そんな言葉はあくまでも物語の中の言葉で、現実の世界を生きている現実の存在である自分にとってはただのエンターテインメントでしかないはずだった。だが志郎はエンターテインメントの産物ではなく、ちゃんといまここに存在している、自分の大事な親友だ。その親友が実は不思議な力を持っていて日々不思議なことをしていたという事実が、どうしても信じられなかった。

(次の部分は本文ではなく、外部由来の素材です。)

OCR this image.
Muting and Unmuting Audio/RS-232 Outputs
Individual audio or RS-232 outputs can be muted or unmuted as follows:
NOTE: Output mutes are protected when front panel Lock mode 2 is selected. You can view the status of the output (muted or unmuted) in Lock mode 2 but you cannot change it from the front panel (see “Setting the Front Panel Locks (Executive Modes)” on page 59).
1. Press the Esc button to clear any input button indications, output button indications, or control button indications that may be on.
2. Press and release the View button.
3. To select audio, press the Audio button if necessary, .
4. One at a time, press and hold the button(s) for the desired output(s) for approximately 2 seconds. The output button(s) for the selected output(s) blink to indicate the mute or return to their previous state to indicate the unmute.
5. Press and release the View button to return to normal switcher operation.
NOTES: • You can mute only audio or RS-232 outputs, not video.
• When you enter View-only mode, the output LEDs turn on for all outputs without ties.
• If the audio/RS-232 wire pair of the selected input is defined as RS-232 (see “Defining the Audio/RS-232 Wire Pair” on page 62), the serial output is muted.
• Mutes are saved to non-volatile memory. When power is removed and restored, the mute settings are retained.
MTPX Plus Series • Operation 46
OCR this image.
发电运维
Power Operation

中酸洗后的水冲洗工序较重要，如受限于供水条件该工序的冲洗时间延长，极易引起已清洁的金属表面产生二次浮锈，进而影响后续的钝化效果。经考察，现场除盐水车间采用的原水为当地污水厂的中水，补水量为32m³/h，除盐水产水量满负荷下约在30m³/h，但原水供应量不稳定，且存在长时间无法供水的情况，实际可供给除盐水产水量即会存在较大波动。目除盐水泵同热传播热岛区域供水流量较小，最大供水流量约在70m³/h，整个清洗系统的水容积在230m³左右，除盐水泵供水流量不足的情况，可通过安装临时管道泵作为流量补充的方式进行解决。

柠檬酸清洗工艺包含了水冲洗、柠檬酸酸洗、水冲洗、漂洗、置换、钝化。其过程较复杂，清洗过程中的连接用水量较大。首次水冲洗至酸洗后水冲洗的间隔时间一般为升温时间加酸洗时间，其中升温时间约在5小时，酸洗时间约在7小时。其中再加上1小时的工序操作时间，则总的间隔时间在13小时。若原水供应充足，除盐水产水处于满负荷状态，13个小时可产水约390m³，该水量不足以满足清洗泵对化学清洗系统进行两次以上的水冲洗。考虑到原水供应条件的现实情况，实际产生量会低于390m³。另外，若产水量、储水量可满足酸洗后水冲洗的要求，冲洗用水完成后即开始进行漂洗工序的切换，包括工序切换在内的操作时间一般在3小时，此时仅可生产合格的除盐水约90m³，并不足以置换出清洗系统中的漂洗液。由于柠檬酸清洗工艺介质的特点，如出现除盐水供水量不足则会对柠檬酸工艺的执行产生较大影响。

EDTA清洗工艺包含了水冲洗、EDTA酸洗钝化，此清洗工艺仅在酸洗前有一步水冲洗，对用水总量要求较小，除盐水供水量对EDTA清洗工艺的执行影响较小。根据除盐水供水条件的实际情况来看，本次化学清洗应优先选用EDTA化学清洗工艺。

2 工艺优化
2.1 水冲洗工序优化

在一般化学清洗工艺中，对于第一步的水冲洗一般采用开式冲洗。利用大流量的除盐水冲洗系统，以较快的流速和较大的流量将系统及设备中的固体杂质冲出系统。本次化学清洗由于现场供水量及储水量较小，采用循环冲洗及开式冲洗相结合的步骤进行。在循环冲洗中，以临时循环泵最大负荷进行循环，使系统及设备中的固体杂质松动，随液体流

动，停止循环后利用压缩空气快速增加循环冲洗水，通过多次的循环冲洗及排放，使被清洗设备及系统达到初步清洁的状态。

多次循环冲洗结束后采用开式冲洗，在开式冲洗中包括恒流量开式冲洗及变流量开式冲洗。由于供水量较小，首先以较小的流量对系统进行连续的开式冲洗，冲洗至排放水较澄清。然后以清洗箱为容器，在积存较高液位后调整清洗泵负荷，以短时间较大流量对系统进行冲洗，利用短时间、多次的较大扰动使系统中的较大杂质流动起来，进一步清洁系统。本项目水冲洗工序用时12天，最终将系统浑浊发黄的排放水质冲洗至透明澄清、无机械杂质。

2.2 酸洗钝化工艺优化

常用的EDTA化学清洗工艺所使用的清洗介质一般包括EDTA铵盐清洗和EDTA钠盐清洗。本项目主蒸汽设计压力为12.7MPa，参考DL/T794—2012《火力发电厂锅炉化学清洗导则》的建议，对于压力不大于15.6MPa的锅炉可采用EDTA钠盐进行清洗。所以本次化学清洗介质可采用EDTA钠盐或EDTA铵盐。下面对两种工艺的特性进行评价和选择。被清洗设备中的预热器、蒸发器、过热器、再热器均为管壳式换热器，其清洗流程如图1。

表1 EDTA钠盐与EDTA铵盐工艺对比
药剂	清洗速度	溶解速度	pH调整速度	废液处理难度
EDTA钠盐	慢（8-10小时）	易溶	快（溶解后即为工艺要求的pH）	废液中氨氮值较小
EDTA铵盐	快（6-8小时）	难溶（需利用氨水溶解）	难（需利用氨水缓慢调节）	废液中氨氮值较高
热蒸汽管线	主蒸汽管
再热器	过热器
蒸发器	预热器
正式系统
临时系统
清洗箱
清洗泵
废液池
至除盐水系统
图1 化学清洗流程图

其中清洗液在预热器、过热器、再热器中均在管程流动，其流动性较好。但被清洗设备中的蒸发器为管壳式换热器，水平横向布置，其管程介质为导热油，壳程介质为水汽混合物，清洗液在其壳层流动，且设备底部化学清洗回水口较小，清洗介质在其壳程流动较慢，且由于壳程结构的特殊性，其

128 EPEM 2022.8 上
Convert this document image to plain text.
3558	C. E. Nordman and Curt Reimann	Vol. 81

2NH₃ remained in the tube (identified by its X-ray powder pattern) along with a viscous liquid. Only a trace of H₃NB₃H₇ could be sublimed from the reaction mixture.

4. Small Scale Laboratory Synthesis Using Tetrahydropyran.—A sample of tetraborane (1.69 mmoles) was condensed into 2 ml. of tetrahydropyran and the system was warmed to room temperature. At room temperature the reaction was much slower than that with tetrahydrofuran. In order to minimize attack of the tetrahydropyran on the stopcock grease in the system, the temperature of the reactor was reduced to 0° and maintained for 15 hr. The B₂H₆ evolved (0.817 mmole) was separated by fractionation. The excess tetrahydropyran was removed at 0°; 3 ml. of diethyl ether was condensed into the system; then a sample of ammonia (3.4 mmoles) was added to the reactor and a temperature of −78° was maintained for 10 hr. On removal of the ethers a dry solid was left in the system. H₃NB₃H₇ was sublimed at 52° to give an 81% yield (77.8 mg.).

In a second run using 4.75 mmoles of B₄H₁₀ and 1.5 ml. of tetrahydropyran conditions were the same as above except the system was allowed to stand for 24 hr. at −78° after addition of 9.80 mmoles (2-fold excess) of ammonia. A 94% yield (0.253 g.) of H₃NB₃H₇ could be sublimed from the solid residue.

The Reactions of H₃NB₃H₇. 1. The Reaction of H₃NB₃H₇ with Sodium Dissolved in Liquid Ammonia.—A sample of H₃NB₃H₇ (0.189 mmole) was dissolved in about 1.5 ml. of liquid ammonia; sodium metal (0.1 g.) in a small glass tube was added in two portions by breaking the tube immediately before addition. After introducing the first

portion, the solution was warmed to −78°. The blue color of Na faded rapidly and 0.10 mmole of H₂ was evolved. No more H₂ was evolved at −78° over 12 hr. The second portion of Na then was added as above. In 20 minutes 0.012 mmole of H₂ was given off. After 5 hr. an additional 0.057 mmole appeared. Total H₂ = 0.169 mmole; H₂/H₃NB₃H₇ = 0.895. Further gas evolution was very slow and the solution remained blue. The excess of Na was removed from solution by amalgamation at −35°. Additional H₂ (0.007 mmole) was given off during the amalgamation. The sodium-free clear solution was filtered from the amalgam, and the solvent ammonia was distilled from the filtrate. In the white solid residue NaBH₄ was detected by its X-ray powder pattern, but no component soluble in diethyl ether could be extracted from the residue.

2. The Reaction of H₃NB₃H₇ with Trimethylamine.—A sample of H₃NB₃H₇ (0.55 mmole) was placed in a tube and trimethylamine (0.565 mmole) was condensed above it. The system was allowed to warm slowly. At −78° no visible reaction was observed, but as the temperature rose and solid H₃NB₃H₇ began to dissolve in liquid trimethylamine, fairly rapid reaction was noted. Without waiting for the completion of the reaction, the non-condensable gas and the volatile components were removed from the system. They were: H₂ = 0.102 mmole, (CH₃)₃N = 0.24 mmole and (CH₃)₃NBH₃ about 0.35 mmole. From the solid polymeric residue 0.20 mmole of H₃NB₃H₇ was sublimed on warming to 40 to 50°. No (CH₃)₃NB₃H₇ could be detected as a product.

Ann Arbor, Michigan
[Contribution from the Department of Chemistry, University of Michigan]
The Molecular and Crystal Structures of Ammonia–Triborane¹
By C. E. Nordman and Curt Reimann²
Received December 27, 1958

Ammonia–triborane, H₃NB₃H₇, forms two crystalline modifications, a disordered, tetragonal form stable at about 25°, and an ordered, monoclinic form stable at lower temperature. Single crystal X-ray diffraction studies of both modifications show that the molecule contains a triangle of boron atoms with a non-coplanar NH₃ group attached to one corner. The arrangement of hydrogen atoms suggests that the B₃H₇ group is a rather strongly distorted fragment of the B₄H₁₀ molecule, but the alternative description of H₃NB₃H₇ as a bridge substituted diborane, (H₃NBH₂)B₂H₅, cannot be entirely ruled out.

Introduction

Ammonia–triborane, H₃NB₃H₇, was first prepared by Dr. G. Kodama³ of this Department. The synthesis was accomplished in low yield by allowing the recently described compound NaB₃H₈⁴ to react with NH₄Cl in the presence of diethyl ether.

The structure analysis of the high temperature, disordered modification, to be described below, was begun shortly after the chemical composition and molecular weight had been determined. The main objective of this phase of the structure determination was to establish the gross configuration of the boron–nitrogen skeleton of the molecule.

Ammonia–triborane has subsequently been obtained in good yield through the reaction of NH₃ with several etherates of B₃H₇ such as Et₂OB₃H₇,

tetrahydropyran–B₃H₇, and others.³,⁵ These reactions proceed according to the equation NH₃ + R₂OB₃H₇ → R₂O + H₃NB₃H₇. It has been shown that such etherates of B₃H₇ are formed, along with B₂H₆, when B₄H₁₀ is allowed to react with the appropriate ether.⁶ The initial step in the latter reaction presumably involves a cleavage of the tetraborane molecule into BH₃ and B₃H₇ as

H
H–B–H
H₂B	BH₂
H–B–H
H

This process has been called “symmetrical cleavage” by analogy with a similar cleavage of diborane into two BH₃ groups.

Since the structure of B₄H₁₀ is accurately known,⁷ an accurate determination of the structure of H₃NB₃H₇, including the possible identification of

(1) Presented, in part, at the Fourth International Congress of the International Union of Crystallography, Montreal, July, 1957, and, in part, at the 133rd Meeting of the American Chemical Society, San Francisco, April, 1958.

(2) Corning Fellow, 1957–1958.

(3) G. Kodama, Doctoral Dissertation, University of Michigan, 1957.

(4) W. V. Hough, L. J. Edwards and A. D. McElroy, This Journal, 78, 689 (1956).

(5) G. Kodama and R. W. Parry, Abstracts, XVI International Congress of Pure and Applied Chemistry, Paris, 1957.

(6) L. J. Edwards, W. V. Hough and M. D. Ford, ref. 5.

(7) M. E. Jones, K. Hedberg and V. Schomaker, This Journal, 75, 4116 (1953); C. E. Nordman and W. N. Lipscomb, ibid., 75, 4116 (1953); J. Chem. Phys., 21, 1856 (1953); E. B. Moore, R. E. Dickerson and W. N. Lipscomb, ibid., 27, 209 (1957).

単語帳を破り取った。ひとまず考えたくない。あまりに難しすぎて、これ以上、自分1人だけで考えていても仕方がない。志郎にはいろいろ聞きたいことが山ほどある。あとで。そう––––とにかく、志郎のアパートの、甲田夕映という女の部屋の前で、この単語帳を一枚破り取る。それがいまの自分の使命だ。いまはそれだけがわかっていればいい。そうして、進んでいく。
正面玄関で靴を履き替えていると、廊下の向こうから多部が現れた。
「おーい織部。どこへ行く?」
「ちょっと忘れ物して」
「忘れ物ー? それ、いま取りに行かなきゃいけないのか? これから学校始まるんだから緊急の用じゃなかったらまた明日にしろー」
単語帳を破り取った。
廊下の向こうから初老の男性教師がやってきた。
「多部先生。ちょっとよろしいでしょうか?」
「近野先生。どうかされました?」
「ええ。夏休み中の講習のことなんですが……」
「わかりました。じゃ織部、早く教室行きなね」
そして二人は総一朗のもとから去っていった。当然、総一朗は多部の命令など無視し、外へと出ていく。
木々が倒れていた。校舎の方を振り向くと、それは廃墟だった。燦々と輝く太陽。初夏の青空。その中で廃校となった篠沢高校。自分たちの学校。
単語帳を破り取った。
精神安定剤としても効果を発揮する––––まさにその通りで、確かにパニックではあったが落ち着きを取り戻し頭が冷静になる。
とにかく行かなければならない。
志郎の顔が頭をよぎる。
志郎。生まれたときからずっと一緒に育ってきた、幼馴染みの親友。唯一無二の大親友……。
「志郎は、志郎だ」
総一朗は、そう呟いた。
そう、志郎の正体はわからないが、それでも、志郎は自分の大切な大切な友達だ。
いまは、それだけを考えていればいい。
総一朗は、再び単語帳を破り取った。
崩れた校門を出ていく。街へと出ていく。崩壊した街。通常通りの街。半透明の二重世界を、総一朗はひたすらに進んでいく……。